Ora è un atleta che pratica sport a livello agonistico e anche influencer. Utilizza i social per sensibilizzare, attraverso la sua storia, le persone sulla meningite, la prevenzione attraverso i vaccini e sostenere la causa per implementare e migliorare la produzione di protesi.
Da anni fa parte del team di Sanofi che in occasione della Giornata Mondiale della Meningite (che si celebra il 5 ottobre), in collaborazione con Fondazione per la Ricerca sulla Meningite (MRF) e la Confederazione delle Organizzazioni per la Meningite (CoMO), ha lanciato la Bandiera della Lotta alla Meningite, un simbolo di unione e speranza che associazioni, pazienti, clinici potranno utilizzare nelle attività volte a diffondere la conoscenza della malattia. A realizzarla è stata la designer Laura Spring e sono stati coinvolti, oltre a Morana, anche due atleti paralimpici affetti da meningite: Ellie Challis e Théo Curin, entrambi nuotatori.
«La Bandiera della lotta alla meningite», spiega, «dà un volto e una voce ai pazienti e ai sopravvissuti a questa malattia, a chi dopo esserne stato colpito non si è arreso e ha ricominciato a vivere daccapo. Nell'associazione spagnola siamo più di 50 sopravvissuti e aumentano giorno per giorno. Ed è anche il simbolo dell’impegno di Sanofi a sconfiggere questa terribile malattia nel più breve tempo possibile attraverso la vaccinazione».
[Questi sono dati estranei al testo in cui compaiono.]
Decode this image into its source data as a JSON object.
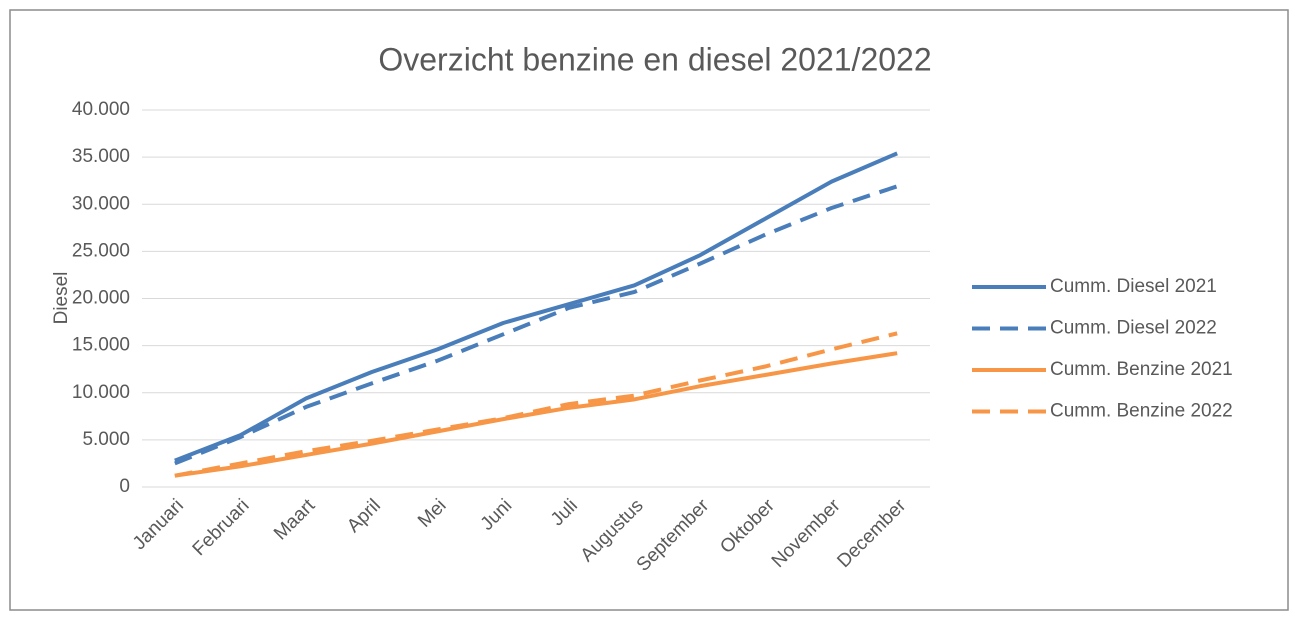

Prima della meningite, Morana studiava Agraria, andava in bicicletta, faceva atletica e triathlon. «La mattina studiavo, poi facevo tutti i giorni due ore di sport e il pomeriggio lavoravo», racconta, «dopo la malattia non volevo rinunciare allo sport agonistico. Mi sono detto: cosa c’è di meglio della corsa? Mio nonno era maratoneta, mia madre pure, l'atletica è sempre stata una passione di famiglia. Ho voluto tornare a correre, anche se ho quattro protesi. Lo sport è stato un grande esercizio di disciplina e mi ha ridato la cosa più importante: l'autonomia. Adesso vado a fare la spesa, cucino, gestisco la casa, il lavoro e gli allenamenti. Mi sono ripreso la vita che ho rischiato di perdere quella notte di cinque anni fa».
Ha un sogno, Davide. Si chiama Parigi 2024, i Giochi Olimpici. «Spero di poter correre i 60 metri indoor il prossimo gennaio, poi farò 100 metri e 400 metri nella stagione outdoor», dice da Bergamo dove si sta allenando per cercare di qualificarsi alle Olimpiadi, «partecipare sarebbe il coronamento di un sogno».
Intanto, continua a dare una testimonianza importantissima: «La disabilità fino a un decennio fa era considerata come qualcosa da nascondere, uno stigma, una tragedia e invece io penso che nella disabilità c'è una seconda opportunità», dice, «continuiamo ad essere persone attive che apportano tanto alla società. Non siamo una persona in meno ma una in più. La meningite è tremenda, ancora sconosciuta in molti ambiti. Va prevenuta e l’unico modo per farlo è vaccinarsi. Io non lo ero e per questo la malattia mi ha colpito in maniera così terribile». È il suo rimpianto. L'unico.